These 3 Strategy DLCs Should Have Been in the GOTY Conversation
The debate over game of the year invariably involves big, AAA titles with lots of advertisement hype and Hollywood-like gross revenue numbers.
But what if I told you that my top three games of 2018 are two DLC packs and a free patch?
In choosing DLC for a game of the year vote, I feel like I should lay out some ground rules so that anyone reading this knows how to make expansion content the very best it can be.
For any developers out there, follow these simple rules and you'll have all the Frys on the internet yelling, "Shut up and take my money."

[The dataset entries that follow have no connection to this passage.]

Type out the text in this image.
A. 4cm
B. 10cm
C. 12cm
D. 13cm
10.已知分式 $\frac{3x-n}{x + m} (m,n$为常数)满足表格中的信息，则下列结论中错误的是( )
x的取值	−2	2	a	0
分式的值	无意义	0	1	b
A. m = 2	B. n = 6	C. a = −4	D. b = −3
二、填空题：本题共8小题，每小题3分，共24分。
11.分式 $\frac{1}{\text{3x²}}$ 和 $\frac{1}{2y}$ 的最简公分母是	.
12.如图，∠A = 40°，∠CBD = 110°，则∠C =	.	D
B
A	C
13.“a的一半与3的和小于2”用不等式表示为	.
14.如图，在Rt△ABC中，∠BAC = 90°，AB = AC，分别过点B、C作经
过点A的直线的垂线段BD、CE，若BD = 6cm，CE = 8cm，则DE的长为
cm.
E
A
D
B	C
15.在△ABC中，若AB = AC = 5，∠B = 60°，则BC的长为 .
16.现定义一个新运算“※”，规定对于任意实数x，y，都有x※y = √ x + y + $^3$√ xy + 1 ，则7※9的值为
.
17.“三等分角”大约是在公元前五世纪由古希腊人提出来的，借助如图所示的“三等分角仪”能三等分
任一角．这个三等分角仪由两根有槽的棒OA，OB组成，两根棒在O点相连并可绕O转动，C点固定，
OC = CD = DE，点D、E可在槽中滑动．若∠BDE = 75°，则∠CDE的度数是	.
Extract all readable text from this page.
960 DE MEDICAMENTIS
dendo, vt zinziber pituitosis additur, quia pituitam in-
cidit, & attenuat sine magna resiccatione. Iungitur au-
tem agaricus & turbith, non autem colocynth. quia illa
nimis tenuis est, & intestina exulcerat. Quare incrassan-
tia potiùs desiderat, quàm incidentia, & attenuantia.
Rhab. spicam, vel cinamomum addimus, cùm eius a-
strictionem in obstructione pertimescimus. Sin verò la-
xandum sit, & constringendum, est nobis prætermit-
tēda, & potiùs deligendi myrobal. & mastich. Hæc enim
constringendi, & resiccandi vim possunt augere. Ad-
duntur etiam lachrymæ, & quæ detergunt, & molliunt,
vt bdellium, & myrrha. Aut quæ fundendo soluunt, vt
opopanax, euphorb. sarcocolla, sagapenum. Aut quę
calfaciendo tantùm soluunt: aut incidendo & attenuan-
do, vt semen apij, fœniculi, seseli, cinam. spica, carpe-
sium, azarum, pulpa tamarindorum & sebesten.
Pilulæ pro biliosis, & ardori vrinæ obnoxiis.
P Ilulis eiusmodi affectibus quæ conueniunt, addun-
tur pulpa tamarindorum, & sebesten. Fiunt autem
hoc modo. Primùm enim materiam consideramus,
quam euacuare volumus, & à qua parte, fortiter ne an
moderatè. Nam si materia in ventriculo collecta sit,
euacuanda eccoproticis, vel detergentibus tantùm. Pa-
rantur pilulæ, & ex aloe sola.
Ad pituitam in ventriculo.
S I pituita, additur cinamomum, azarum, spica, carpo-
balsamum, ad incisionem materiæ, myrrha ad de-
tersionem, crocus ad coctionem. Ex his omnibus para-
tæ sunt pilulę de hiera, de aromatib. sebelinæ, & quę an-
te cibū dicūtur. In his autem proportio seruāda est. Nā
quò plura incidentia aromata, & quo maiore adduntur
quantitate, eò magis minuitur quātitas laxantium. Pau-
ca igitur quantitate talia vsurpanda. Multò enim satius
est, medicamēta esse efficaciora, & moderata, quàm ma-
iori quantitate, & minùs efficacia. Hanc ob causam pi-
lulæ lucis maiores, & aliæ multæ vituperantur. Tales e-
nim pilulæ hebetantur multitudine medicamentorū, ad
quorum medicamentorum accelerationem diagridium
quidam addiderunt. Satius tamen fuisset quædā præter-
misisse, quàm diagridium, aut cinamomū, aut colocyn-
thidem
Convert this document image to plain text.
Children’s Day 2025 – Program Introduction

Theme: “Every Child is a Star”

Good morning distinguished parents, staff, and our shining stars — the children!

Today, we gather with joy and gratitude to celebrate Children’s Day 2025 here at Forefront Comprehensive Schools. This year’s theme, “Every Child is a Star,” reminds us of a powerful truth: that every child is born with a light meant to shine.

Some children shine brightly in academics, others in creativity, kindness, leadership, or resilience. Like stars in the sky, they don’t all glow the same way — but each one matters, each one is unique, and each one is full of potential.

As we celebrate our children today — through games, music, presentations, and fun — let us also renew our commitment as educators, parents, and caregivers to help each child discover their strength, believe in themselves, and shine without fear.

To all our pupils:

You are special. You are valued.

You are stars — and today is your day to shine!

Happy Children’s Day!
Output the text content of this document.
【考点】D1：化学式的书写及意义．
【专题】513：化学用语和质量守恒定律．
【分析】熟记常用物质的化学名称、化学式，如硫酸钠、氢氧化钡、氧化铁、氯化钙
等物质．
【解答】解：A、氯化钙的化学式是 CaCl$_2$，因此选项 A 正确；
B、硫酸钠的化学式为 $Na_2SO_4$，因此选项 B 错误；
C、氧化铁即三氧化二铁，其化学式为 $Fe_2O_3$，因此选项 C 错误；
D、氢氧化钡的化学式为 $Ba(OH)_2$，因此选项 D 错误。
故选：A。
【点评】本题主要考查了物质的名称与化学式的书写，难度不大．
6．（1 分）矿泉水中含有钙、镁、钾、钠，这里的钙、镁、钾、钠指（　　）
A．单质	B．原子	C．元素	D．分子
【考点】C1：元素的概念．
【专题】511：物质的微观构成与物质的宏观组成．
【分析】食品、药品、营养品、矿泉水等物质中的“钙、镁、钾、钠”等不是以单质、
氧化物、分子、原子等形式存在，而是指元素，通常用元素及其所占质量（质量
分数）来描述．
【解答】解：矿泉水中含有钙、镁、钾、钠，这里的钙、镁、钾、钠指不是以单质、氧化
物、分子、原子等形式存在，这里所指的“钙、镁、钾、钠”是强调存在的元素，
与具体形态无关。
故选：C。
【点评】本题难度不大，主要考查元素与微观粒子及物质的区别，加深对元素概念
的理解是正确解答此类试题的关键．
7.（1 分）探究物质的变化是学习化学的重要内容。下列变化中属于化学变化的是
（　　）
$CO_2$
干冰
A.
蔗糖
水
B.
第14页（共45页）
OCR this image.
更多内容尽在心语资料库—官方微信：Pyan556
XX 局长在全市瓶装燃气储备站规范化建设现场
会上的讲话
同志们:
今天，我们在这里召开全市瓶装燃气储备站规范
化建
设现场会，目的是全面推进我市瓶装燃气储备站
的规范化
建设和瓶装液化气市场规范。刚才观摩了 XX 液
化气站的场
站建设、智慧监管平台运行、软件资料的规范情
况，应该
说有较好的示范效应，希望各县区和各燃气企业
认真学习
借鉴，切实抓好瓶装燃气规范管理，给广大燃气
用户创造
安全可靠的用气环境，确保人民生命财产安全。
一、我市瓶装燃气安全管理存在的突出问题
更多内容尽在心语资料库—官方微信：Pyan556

Rule 1: Breathe Fresh Life Into An Old Game
Holy Fury's biggest virtue is that it adds the Shattered and Random Worlds that were always missing from Paradox's various strategy series. When you stir up the starting parameters of the game, you take a series that was constrained by history and turn it into a lively, never-the-same-game-twice experience that almost equates to grand strategy mixed with roguelike.
Likewise, Industries fixed one of Skylines' few weaknesses; in the base game, industrial zones are almost useless once the bulk of your citizens begin working in office buildings because offices produce higher tax rates for lower crime and no pollution.
With Industries, industrial production becomes a game all its own, and the way the systems work together create a meta game that stays fun and useful well into the massive metropolis late-game.
And finally, "LeGuin" so completely revamps the way planets work in Stellaris that every strategy you had from pre-2.2 versions of the game are rendered instantly obsolete.
When a free patch does more to revolutionize gameplay than some games see with an entire suite of paid DLC, that is a massive achievement that feels like a Christmas present from the developers.
Rule 2: Provide Something For Everyone
The second rule of great DLC is to avoid couching content behind a playstyle barrier; in other words, create a DLC that's flexible, not one that alienates players that don't adhere to a specific playstyle.
While most of the main gameplay in Holy Fury is skewed toward pagan rulers, giving them buffs to keep up with every other religion post The Old Gods, all the value here comes back once again to Shattered Worlds.
A lot of the fun in CK2 is in turning very small counties into massive empires. For a lot of players, it's simply not much fun to start as a vassal. You spend the whole early-game waiting for events beyond your control to happen so you can declare independence. But at the same time, if you start as a king, the game's often too easy with what little challenge there is coming in preventing or putting down revolts when you have the resource and army advantage.
Even if you disagree with that assessment of vassals and kings, Shattered Worlds still has something for you. The mere fact that you can break up the world any way you like (from a world with naught but one-province minors to one with completely unique kingdoms and empires) means it's never the same world twice.
No matter your playstyle, there's something in the DLC for you.
Industries is the same way in Skylines. You'll get the most out of it when you're building industrial cities, of course. But even if all you use it for quick jobs while you're waiting for offices to unlock, you're still covered.
Put simply, the new system is more fun and makes more sense than the old system in every single situation where industrial zones are involved. Every playstyle uses industries at some point during the game, so every playstyle benefits from a better system.
And LeGuin... well, you're getting those new systems unless you want to rollback to 2.1 and stay there. Every playstyle's using it whether they want to or not. It's a patch.
Rule 3: Don't Gouge. Keep Your Prices Reasonable
Holy Fury costs $20 and delivers a full game's worth of fresh content updates at that price. Industries costs $15 and fundamentally changes the game's economy for the better, changing the whole way you'll play Skylines no matter your playstyle. And the 2.2 patch for Stellaris is free; you don't even have to buy the MegaCorp DLC that it launched alongside.
Roughly half what the base game costs are a fair price for a DLC pack. Value for investment is an important component in evaluating the very best games, after all.
Yes, DLC can be game of the year.
When you breathe life into an aging game, eat up a game writer's entire week to the point where he almost misses deadline getting the guide out because he couldn't drag himself away from the game for three hours to write it, and offer something for everyone?
Nothing else in gaming offered me that in 2018. Holy Fury gets the gold medal, Industries gets the silver, and a free patch for Stellaris gets the bronze.
It's a shame more people didn't consider these for gaming's highest honor.